LMT: A Bayesian Framework for Causal Discovery from Textual Alarm Records in Manufacturing Systems
LMT: 制造系统中文本告警记录的因果发现贝叶斯框架
Xiaofeng Xiao, Jianhong Chen, Qiuzhuang Sun, Naichen Shi, Xubo Yue
AI总结 提出LMT框架,结合大语言模型提取的语义信号和基于泊松过程的时间证据,通过贝叶斯方法从文本告警记录中发现因果图,在小样本场景下表现优异。
Comments 19 pages
详情
文本事件记录(如告警日志)已成为工程和制造系统中越来越常见的数据源。除了识别相关性或重复模式外,工程师通常有兴趣了解在系统运行过程中哪些类型的事件因果性地触发或影响其他事件。文本事件描述可能包含关于此类因果关系的语义线索,而最近的大语言模型(LLM)为提取这些信号提供了有前景的工具。然而,仅依赖LLM编码的文本信息不足以进行准确的因果发现,因为语义模式并不直接揭示因果机制,并且可能将因果关系与相关性或频繁的顺序模式混淆。为了解决这些挑战,我们提出了\textbf{LMT},一个用于工程事件数据的贝叶斯因果发现框架,它联合利用了文本描述和时间戳。具体来说,LMT首先使用LLM从事件描述中提取语义因果信号,并构建事件类型或事件簇之间因果图的先验分布。然后,它通过基于泊松过程的似然函数纳入时间证据,使得基于时间戳的统计证据能够精炼LLM信息先验。通过整合文本和时间信息,LMT生成一个既可解释又有数据支持的因果图。模拟研究表明,所提出的框架在不同设置下都是有效的,并且在样本量较小的告警事件场景中尤其具有优势。

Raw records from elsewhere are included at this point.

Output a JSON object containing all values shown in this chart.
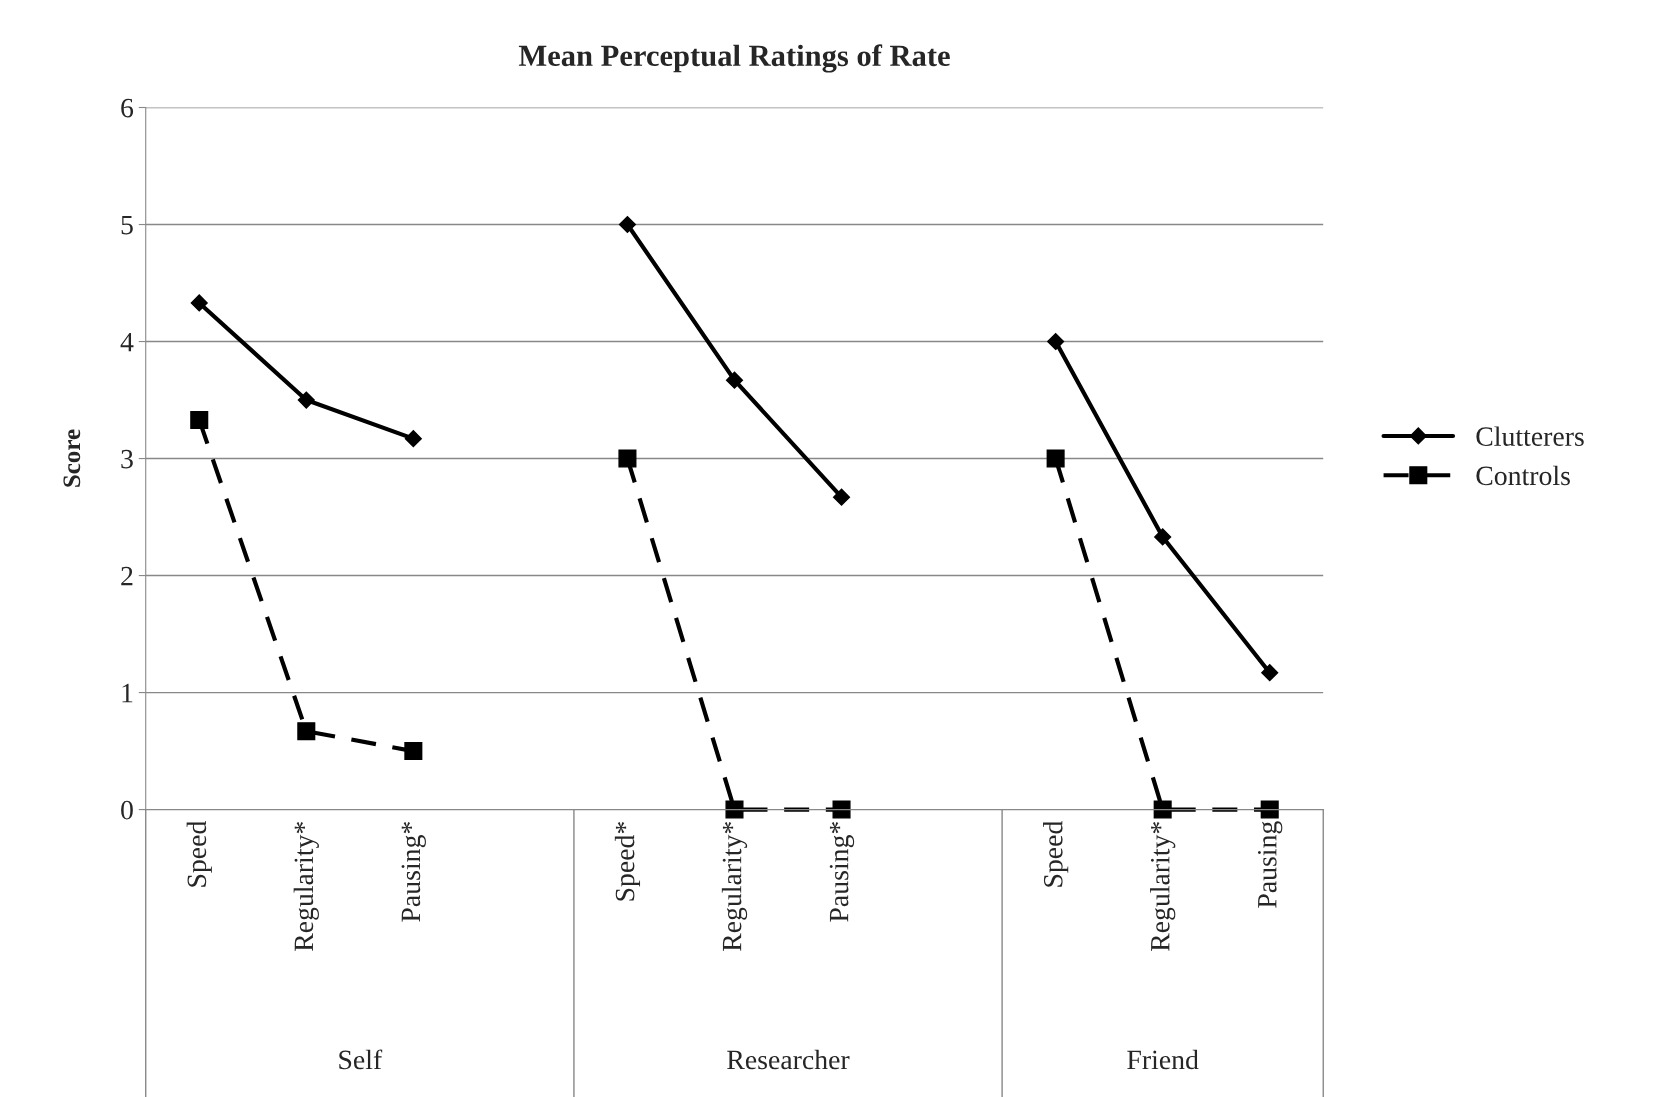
{
  "chart_data": {
    "type": "line",
    "title": "Mean Perceptual Ratings of Rate",
    "ylabel": "Score",
    "categories": [
      "Speed",
      "Regularity*",
      "Pausing*",
      null,
      "Speed*",
      "Regularity*",
      "Pausing*",
      null,
      "Speed",
      "Regularity*",
      "Pausing"
    ],
    "series": [
      {
        "name": "Clutterers",
        "color": "#000000",
        "marker": "diamond",
        "line_style": "solid",
        "values": [
          4.33,
          3.5,
          3.17,
          null,
          5,
          3.67,
          2.67,
          null,
          4,
          2.33,
          1.17
        ]
      },
      {
        "name": "Controls",
        "color": "#000000",
        "marker": "square",
        "line_style": "dashed",
        "values": [
          3.33,
          0.67,
          0.5,
          null,
          3,
          0,
          0,
          null,
          3,
          0,
          0
        ]
      }
    ],
    "annotations": [
      "Self",
      "Researcher",
      "Friend"
    ],
    "ylim": [
      0,
      6
    ],
    "yticks": [
      0,
      1,
      2,
      3,
      4,
      5,
      6
    ],
    "grid": "y",
    "legend": "right"
  }
}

Textual event records, such as alarm logs, have become an increasingly common data source in engineering and manufacturing systems. Beyond identifying correlations or recurring patterns, engineers are often interested in understanding which types of events causally trigger or influence other events during system operation. Textual event descriptions may contain semantic clues about such causal relationships, and recent large language models (LLMs) provide a promising tool for extracting these signals. However, relying solely on LLM-encoded textual information is insufficient for accurate causal discovery, since semantic patterns do not directly reveal causal mechanisms and may confuse causation with correlation or frequent sequential patterns. To address these challenges, we propose \textbf{LMT}, a Bayesian causal discovery framework for engineering event data that jointly leverages textual descriptions and timestamps. Specifically, LMT first uses LLMs to extract semantic causal signals from event descriptions and constructs a prior distribution over causal graphs among event types or event clusters. It then incorporates temporal evidence through a Poisson-process-based likelihood, allowing the LLM-informed prior to be refined by timestamp-based statistical evidence. By integrating the textual and temporal information, LMT produces a causal graph that is both interpretable and data-supported. Simulation studies show that the proposed framework is effective across different settings and is especially advantageous in small-sample alarm-event scenarios.